Tottenham menekankan bahwa pergantian pelatih dianggap perlu untuk menghadapi situasi sulit yang tengah dialami tim.
"Thomas diangkat pada Juni 2025, dan kami bertekad untuk memberinya waktu serta dukungan yang dibutuhkan untuk membangun masa depan bersama.
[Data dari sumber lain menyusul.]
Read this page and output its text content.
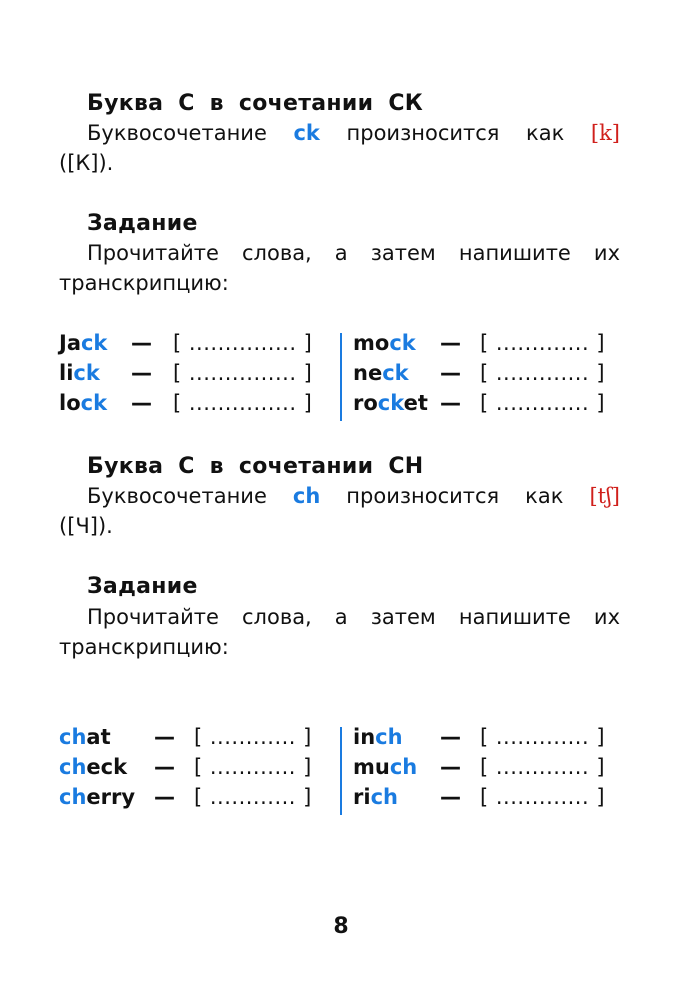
Буква С в сочетании СК
Буквосочетание ck произносится как [k]
([К]).
Задание
Прочитайте слова, а затем напишите их
транскрипцию:
Jack — [ ............... ] mock — [ ............. ]
lick — [ ............... ] neck — [ ............. ]
lock — [ ............... ] rocket — [ ............. ]
Буква С в сочетании СН
Буквосочетание ch произносится как [tʃ]
([Ч]).
Задание
Прочитайте слова, а затем напишите их
транскрипцию:
chat — [ ............ ] inch — [ ............. ]
check — [ ............ ] much — [ ............. ]
cherry — [ ............ ] rich — [ ............. ]
8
Namun, hasil dan performa telah membuat Dewan menyimpulkan bahwa perubahan pada titik ini di musim ini diperlukan," tambah pernyataan klub.
Selama menangani Spurs, Frank hanya meraih 13 kemenangan, 10 hasil imbang, dan 15 kekalahan dari 38 laga di semua kompetisi.
Di Liga Inggris, performa tim semakin menurun dengan tanpa kemenangan dalam delapan laga terakhir, kemenangan terakhir terjadi saat mengalahkan Crystal Palace 1-0 pada 28 Desember 2025.
Hasil buruk itu membuat Tottenham berada di peringkat ke-16 klasemen sementara dengan 29 poin dari 26 pertandingan, hanya lima angka di atas zona degradasi.
Sebelum pemecatan resmi diumumkan, nama Frank memang sudah muncul sebagai kandidat utama pelatih yang akan diberhentikan sebelum musim 2025/26 berakhir.
Berdasarkan laporan Football Insider, Frank mengungguli kandidat lain seperti Scott Parker (Burnley), Sean Dyche (Nottingham Forest), Eddie Howe (Newcastle United), Oliver Glasner (Crystal Palace), dan Arne Slot (Liverpool).
Dengan kepergian Thomas Frank, ia menjadi pelatih ketujuh yang dipecat di Liga Inggris musim ini setelah Nuno Espirito Santo (Nottingham Forest), Graham Potter (West Ham United), Ange Postecoglou (Nottingham Forest), Vitor Pereira (Wolverhampton Wanderers), Enzo Maresca (Chelsea), dan Ruben Amorim (Manchester United).